I started doing some thinking the other day (yes, I do that occasionally, it may be rare, but I do it). I was trying to be introspective with myself, and try to figure out some stuff that I might want to correct in me. The first part of correcting any problems, of course, is seeing all your problems in the first place.

I took a long look at myself, and tried to figure out what I truly saw. What is the person that is truly there? I looked at my habits, and I looked at my desires, and I looked at the things I do. There are a lot of things I do that I think I should not be doing. I have felt this for quite a while, but have never been able to stop. It makes me truly wonder what my makeup is.

Am I the person that people see? Do they see me when I teach, or just another mask? What about when I'm healing, is that just another mask also? What about when I'm just talking to people? What mask are they seeing then? Am I asking too many questions? J

I like to think that people are truly seeing me, but I tend to wonder if that is true. I like to think that when I'm teaching, and my energies are raised, that this is the real me. I also like to think that the real me shows through when I'm healing others. But I have noticed that when I come down off the high of teaching or healing others, that I sink back to a "normal" level, or lower.

I look at the business, and I look at the money coming into the shop. All too often, this causes depression. It is a new concept for me to live week to week in an environment where I don't know what money will be coming in. I have been used to having the security of a job and a regular paycheck for far too many years to just be comfortable in a retail type of business.

Even though it is still very early in the month, I have been looking at my bills and wondering how I'm going to pay them. Money has been coming in with opportunities to do healing, and if it continues to do so at the rate it has been, then I'll make it fine. But at this point each month, I tend to be concerned with whether the bills will get paid or not. (With the fact that I'll be in Arizona for two weeks next month, it is a bigger worry because that's two weeks I won't be able to do any healing or earn any income.) But what I'm truly doing, or afraid that I'm doing, is manifesting my fears.
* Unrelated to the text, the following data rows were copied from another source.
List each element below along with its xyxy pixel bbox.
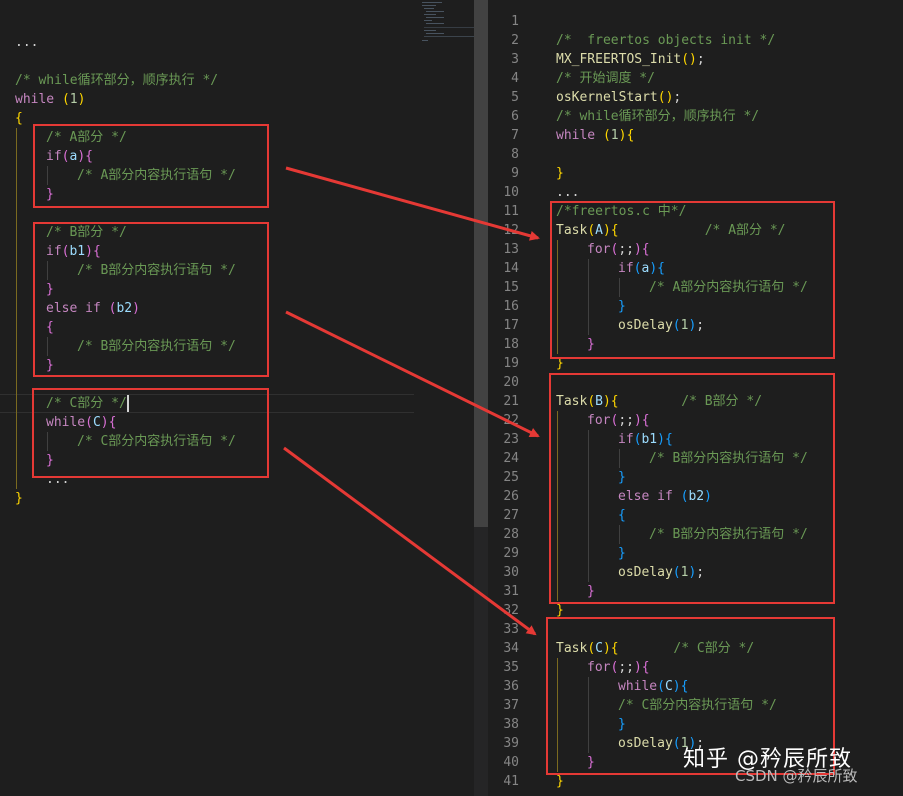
line-number: 18 — [503, 337, 519, 352]
line-number: 21 — [503, 394, 519, 409]
line-number: 10 — [503, 185, 519, 200]
code-line[interactable]: { — [15, 109, 23, 128]
line-number: 14 — [503, 261, 519, 276]
code-line[interactable]: /* while循环部分，顺序执行 */ — [15, 71, 218, 90]
line-number: 22 — [503, 413, 519, 428]
line-number: 2 — [511, 33, 519, 48]
line-number: 1 — [511, 14, 519, 29]
line-number: 7 — [511, 128, 519, 143]
line-number: 24 — [503, 451, 519, 466]
code-token: ( — [61, 92, 70, 107]
code-token: /* 开始调度 */ — [556, 71, 655, 86]
line-number: 19 — [503, 356, 519, 371]
line-number: 5 — [511, 90, 519, 105]
line-number: 36 — [503, 679, 519, 694]
line-number: 31 — [503, 584, 519, 599]
code-token: while — [15, 92, 55, 107]
line-number: 13 — [503, 242, 519, 257]
code-token: 1 — [69, 92, 78, 107]
line-number: 20 — [503, 375, 519, 390]
line-number: 11 — [503, 204, 519, 219]
line-number: 28 — [503, 527, 519, 542]
code-token: ( — [602, 128, 611, 143]
line-number: 9 — [511, 166, 519, 181]
code-line[interactable]: } — [556, 164, 564, 183]
highlight-box-left-c — [32, 388, 269, 478]
line-number: 39 — [503, 736, 519, 751]
code-line[interactable]: while (1) — [15, 90, 85, 109]
code-token: ) — [77, 92, 86, 107]
line-number: 8 — [511, 147, 519, 162]
code-line[interactable]: osKernelStart(); — [556, 88, 681, 107]
line-number: 29 — [503, 546, 519, 561]
highlight-box-task-b — [549, 373, 835, 604]
vertical-scrollbar[interactable] — [474, 0, 488, 796]
code-token: } — [15, 491, 23, 506]
code-line[interactable]: /* 开始调度 */ — [556, 69, 655, 88]
line-number: 32 — [503, 603, 519, 618]
line-number: 35 — [503, 660, 519, 675]
code-token: ; — [673, 90, 682, 105]
code-token: () — [657, 90, 674, 105]
code-token: while — [556, 128, 596, 143]
line-number: 38 — [503, 717, 519, 732]
indent-guide — [16, 128, 17, 489]
line-number: 41 — [503, 774, 519, 789]
code-token: ... — [556, 185, 580, 200]
line-number: 25 — [503, 470, 519, 485]
line-number: 3 — [511, 52, 519, 67]
code-token: ... — [15, 35, 39, 50]
watermark-csdn: CSDN @矜辰所致 — [735, 767, 858, 785]
line-number: 12 — [503, 223, 519, 238]
line-number: 16 — [503, 299, 519, 314]
scrollbar-thumb[interactable] — [474, 0, 488, 527]
highlight-box-left-b — [33, 222, 269, 377]
code-token: /* while循环部分，顺序执行 */ — [15, 73, 219, 88]
code-token: MX_FREERTOS_Init — [556, 52, 682, 67]
code-token: } — [556, 774, 564, 789]
code-token: /* freertos objects init */ — [556, 33, 776, 48]
code-token: () — [681, 52, 697, 67]
code-token: osKernelStart — [556, 90, 658, 105]
code-token: ; — [696, 52, 705, 67]
code-token: /* while循环部分，顺序执行 */ — [556, 109, 760, 124]
highlight-box-left-a — [33, 124, 269, 208]
code-token: } — [556, 166, 564, 181]
line-number: 40 — [503, 755, 519, 770]
line-number: 15 — [503, 280, 519, 295]
code-token: { — [626, 128, 635, 143]
code-line[interactable]: ... — [556, 183, 579, 202]
line-number: 37 — [503, 698, 519, 713]
minimap[interactable] — [418, 0, 476, 50]
code-line[interactable]: } — [15, 489, 23, 508]
line-number: 6 — [511, 109, 519, 124]
line-number: 34 — [503, 641, 519, 656]
line-number: 23 — [503, 432, 519, 447]
line-number: 27 — [503, 508, 519, 523]
line-number: 26 — [503, 489, 519, 504]
code-token: { — [15, 111, 23, 126]
code-line[interactable]: /* freertos objects init */ — [556, 31, 775, 50]
code-token: } — [556, 603, 564, 618]
line-number: 30 — [503, 565, 519, 580]
code-line[interactable]: MX_FREERTOS_Init(); — [556, 50, 705, 69]
line-number: 33 — [503, 622, 519, 637]
code-token: 1 — [610, 128, 619, 143]
code-line[interactable]: /* while循环部分，顺序执行 */ — [556, 107, 759, 126]
highlight-box-task-a — [550, 201, 835, 359]
code-line[interactable]: ... — [15, 33, 38, 52]
code-line[interactable]: while (1){ — [556, 126, 634, 145]
line-number: 17 — [503, 318, 519, 333]
line-number: 4 — [511, 71, 519, 86]
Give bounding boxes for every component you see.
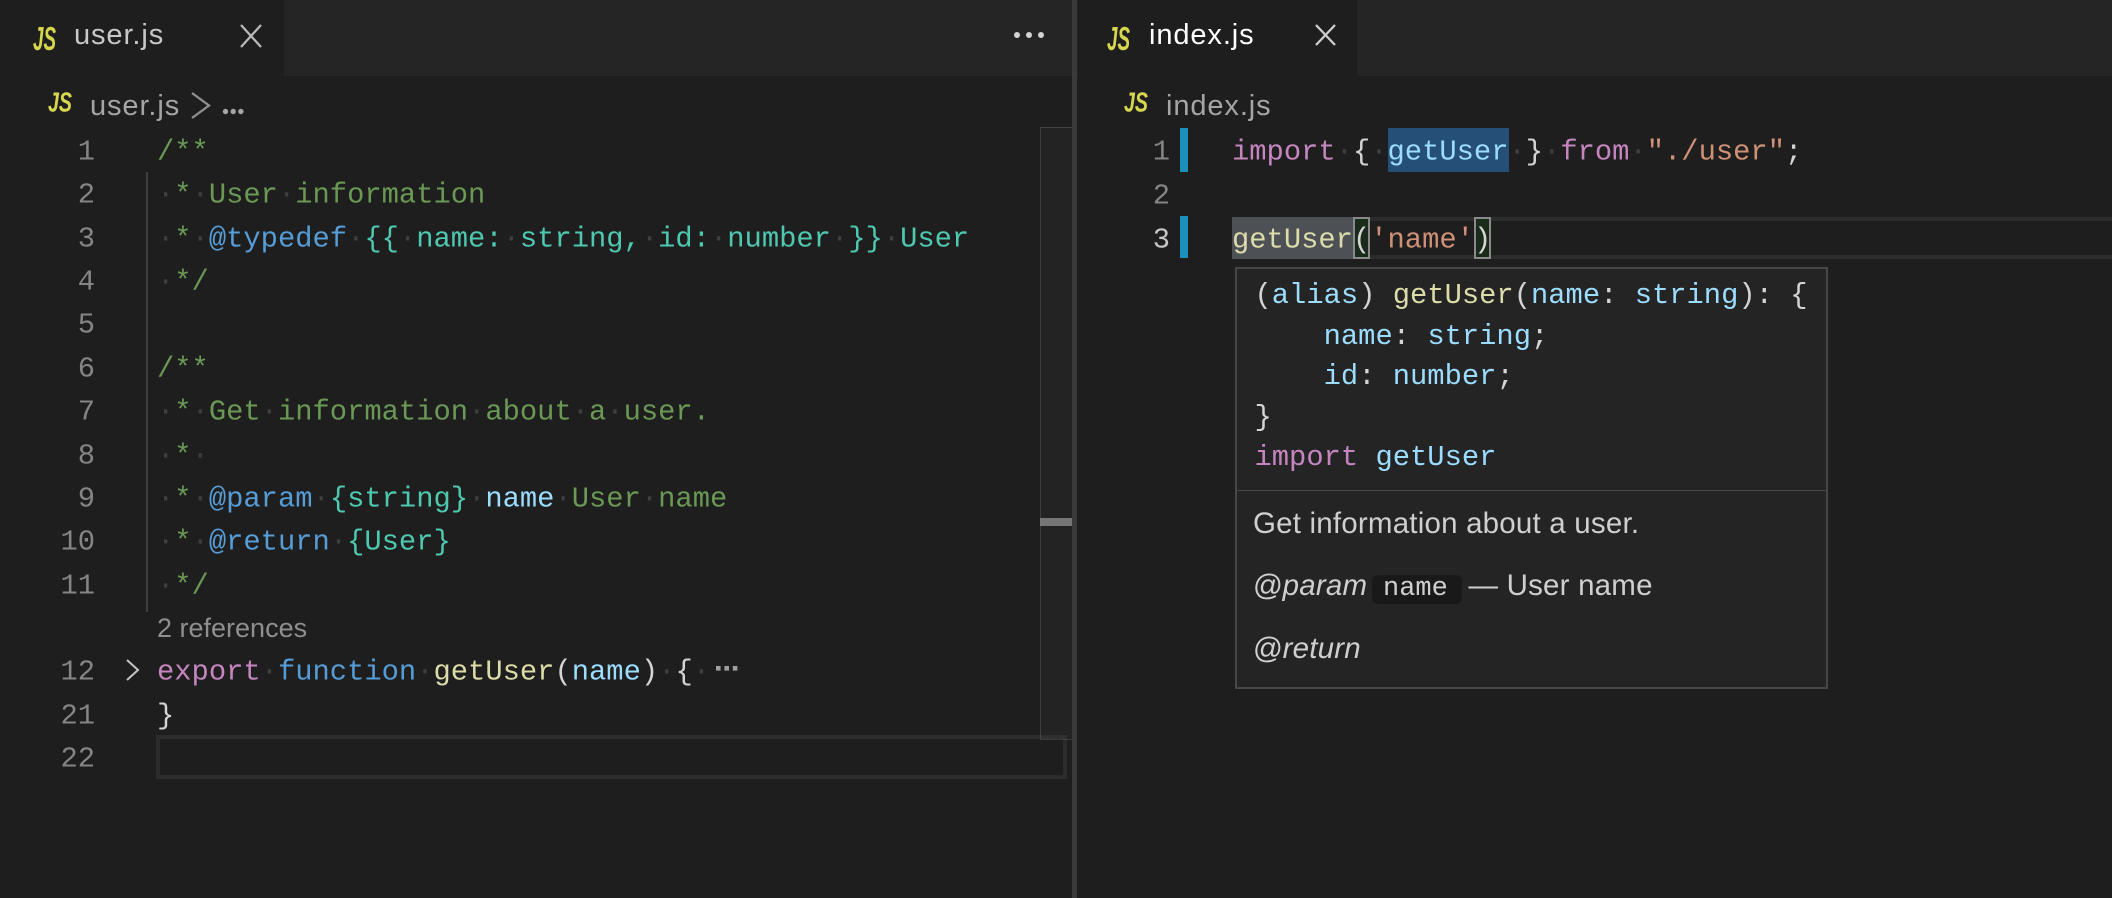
svg-text:JS: JS [1124, 88, 1148, 116]
svg-text:JS: JS [1107, 24, 1130, 54]
svg-text:JS: JS [33, 24, 56, 54]
svg-text:JS: JS [48, 88, 72, 116]
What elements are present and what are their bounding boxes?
So I look deeply into myself, and try to look at the pieces that make up this person that writes these articles that you read. Part of what makes up this person is desire, the desire to do well to succeed. Another part is fear, fear of failure, even fear of success. One thing that concerns me is that the fear takes a bigger part than it should. (It's starting to sound like I'm heading toward a lesson in balancing.) Another part of me includes hope and faith. The hope is very strong, but I become concerned with the faith. I need to know that it's strong enough to get me through any problem ahead, but I'm concerned that it is not. Another word coming out of faith is confidence. Confidence in myself is something I generally lack. 

So, I look inside and add up the parts. The question I'm having is if what I'm seeing is truly me, or an inner mask staring back.

I've been told on many an occasion from some very good friends that the eyes are the window to the soul. The soul, of course, is the entire makeup of the person. Are they truly seeing me? Or are they seeing a mask?

I guess I need to keep looking for a while. I'll let you know when Halloween is over.

Take care. May love and light allow you to see through all your masks, and find your inner selves.